At the start of the Gaza war, the Bundeswehr temporarily handed its leased drones back to the Israeli air force. Flight training on the Heron TP in Tel Nof was therefore suspended and not resumed until April 2025. This was recently confirmed by the German Ministry of Defence in an answer to a parliamentary question from Left Party MP Lea Reisner.
Tel Nof is one of the most important facilities of the Israeli Air Force, and fighter jets and drones also take off from there for missions in Gaza, around 40 kilometres away. Following a retaliatory strike in response to the assassination of Hezbollah Secretary General Hassan Nasrallah by an Israeli air strike in Beirut, Iran also attacked the base in Tel Nof with missiles in October 2024. The German government did not answer whether any destruction also affected the ‘Red Baron’ cooperation.
The war of aggression now launched by Israel against Iran could once again delay the training flights of German pilots. In any case, the ‘Red Baron’ project is progressing on the ground: theoretical training and training on an Airbus simulator have already been completely relocated to Germany, the Ministry of Defence has now announced.
Whoever names a joint program for strike drones ‘Red Baron’ is setting the tone: they are emulating a German fighter pilot from World War I. But that is by far not the only explosive aspect of the cooperation between the air forces of Germany and Israel. German drone pilots and weapons operators are being trained at a base in Israel that is central to the Gaza war. So, Bundeswehr personnel see daily from their container village how Israeli planes and drones take off for mass killings in the Gaza Strip and, after dozens of Palestinians have lost their lives each time, land again.
It is even possible that training flights of the German Air Force take place over areas occupied by Israel, which would amount to an indirect recognition of the occupation and thus contradict German foreign policy. In response to parliamentary inquiries, the Ministry of Defense has always stated that it relies on Israeli military to ensure that flight control does not direct them over the West Bank or Gaza.

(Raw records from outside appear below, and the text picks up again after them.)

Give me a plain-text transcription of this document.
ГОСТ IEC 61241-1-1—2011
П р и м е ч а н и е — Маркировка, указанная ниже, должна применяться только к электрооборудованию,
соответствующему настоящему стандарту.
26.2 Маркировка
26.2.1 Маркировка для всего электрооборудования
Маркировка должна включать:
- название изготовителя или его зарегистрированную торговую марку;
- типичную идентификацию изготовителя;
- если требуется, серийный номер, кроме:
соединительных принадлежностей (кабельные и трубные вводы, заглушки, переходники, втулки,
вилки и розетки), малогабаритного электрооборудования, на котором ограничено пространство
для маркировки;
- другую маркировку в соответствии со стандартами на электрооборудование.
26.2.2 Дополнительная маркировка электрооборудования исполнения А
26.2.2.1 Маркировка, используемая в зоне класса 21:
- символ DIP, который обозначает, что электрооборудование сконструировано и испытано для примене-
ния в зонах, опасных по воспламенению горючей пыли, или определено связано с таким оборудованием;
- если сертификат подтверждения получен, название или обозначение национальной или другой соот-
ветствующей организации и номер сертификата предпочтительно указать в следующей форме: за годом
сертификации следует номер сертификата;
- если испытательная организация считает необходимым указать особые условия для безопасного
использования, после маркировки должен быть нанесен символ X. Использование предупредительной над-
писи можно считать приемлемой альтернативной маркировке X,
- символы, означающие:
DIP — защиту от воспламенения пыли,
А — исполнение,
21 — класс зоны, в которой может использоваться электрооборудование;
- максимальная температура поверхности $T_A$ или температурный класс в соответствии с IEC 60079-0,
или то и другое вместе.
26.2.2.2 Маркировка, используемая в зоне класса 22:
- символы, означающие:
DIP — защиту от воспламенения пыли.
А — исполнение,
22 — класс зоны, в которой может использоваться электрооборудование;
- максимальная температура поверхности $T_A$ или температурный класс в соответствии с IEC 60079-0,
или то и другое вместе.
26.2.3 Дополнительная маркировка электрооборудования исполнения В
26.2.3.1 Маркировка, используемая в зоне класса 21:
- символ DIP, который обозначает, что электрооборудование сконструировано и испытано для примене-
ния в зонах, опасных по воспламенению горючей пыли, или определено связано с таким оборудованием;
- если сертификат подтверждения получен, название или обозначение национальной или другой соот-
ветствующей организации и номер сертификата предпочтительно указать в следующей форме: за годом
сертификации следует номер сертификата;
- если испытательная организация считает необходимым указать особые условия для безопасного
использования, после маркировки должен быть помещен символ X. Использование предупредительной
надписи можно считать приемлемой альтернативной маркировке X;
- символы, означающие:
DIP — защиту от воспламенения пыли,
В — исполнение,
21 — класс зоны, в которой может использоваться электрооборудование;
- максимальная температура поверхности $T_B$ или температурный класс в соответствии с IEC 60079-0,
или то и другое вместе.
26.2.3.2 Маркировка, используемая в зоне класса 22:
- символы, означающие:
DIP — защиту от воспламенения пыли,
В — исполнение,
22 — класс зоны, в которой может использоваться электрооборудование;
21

In the meantime, essential parts of ‘Red Baron’ have been relocated to Germany — likely a consequence of the Gaza war. This probably also means that Israeli personnel have been assigned to Schleswig-Holstein for this purpose. So anyone who wants to protest against the war can do so at the arms division of Airbus in Bremen, or at the air force base in Jagel, where the killer drones from Israel are now also at home.
Published in German in „nd“.
Image: The first German training course for the Heron TP started in Tel Nof in 2019 (Falk Bärwald/Bundeswehr).